Peak SevenPeak Seven
Peak SevenPeak Seven - consistency of the route higher up

I believe there are many ways to reach a summit of a mountain. I chose the easiest one since the peak is remote, I logged over 22 miles in one day and over 8,000 feet in elevation gain. Even this "easy route" involved a lot of class 3 scrambling.

I used north ridge for the climb and the route finding was obvious. There were a few cairns lower down on the ridge, higher up when the slopes became steeper, it was easy to figure out the scramble. The summit has great views, Trinities appear so majestic. There was a small cairn and a summit register.

Red Tape

Mount Silex and The GuardianMount Silex and The Guardian from the summit of Peak Seven
Peak EightPeak Eight as seen from the north ridge of Peak Seven

The peak is located within Weminuche Wilderness, so wilderness rules apply.

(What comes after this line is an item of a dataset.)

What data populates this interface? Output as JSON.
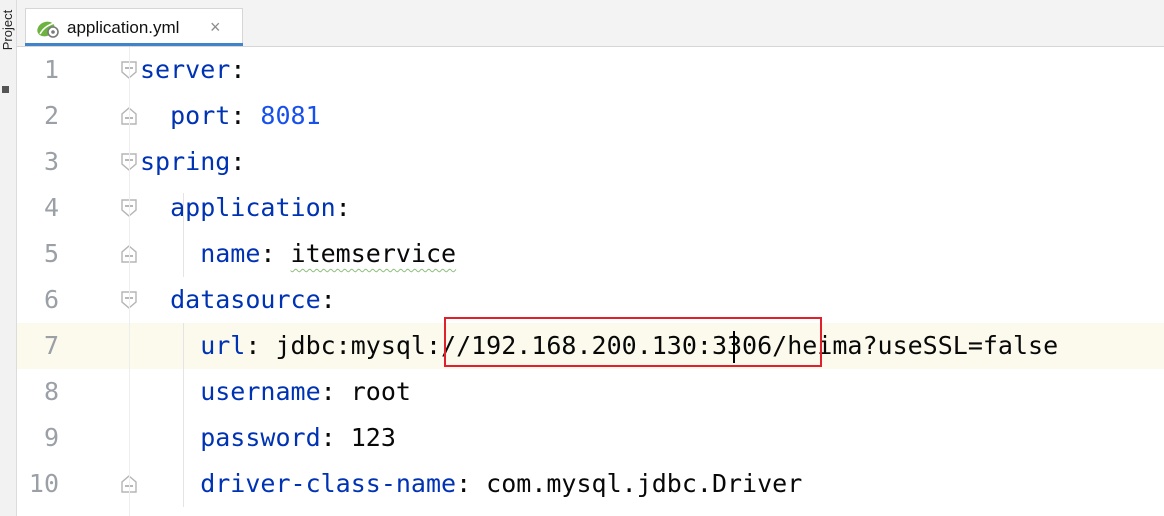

Weminuche Wilderness is the largest Wilderness area in Colorado. 

Follow the seven standard Leave No Trace principles while in the wilderness:

  1. Plan Ahead and Prepare 
  2. Travel and Camp on Durable surfaces
  3. Dispose of Waste Properly
  4. Leave what you Find
  5. Minimize campfire impacts
  6. Respect Wildlife
  7. Be Considerable of Other Visitors. 
Wilderness Specific Regulations:
 Group size is limited to no more than 15 people per party. 
 Camping is prohibited within 100 feet of any water source. 
 Camping and all campfires are prohibited at the following locations: 
1. within 200 feet of Archuleta Lake, Fourmile Lake, and West Ute Lake 
2. within 1/2 mile of the north shore and 1/4 mile of other shores of Emerald Lake 
3. within 1/4 mile of Little Emerald Lake 
4. between the shore and Flint and La Osa Trails at Flint Lake; and within 200 feet of the west and north shores 
5. in Needle Creek drainage at Twin Lakes 
6. in the hot springs area at West Fork (Rainbow) 
 Campfires are also prohibited in all of Needle Creek Drainage (including Chicago Basin) and Vestal Basin. 
 Do not shortcut switchbacks. 
 Pets must be under verbal control or leashed at all times. 
 Disposal of human waste and wash water is prohibited within 100 feet of any water source. 
As with all designated Wilderness areas, mechanical transportation (including wagons, game carts, wheelbarrows, bicycles, or other vehicles) is prohibited.

When to Climb

This peak is very remote. Winter would mean a very long approach through avalanche-prone terrain. The best time to reach this peak is summer and early fall. 


There is a plentitude of backpacking and camping. Nice campsites are along Vallecito Creek, in Stormy Gulch along Trinity Creek, along the unnamed lake just below Peak Seven, Balsam Lake on the west side of Peak Seven. 

There is also camping at the Hunchback Pass Trailhead and along the Beartown road.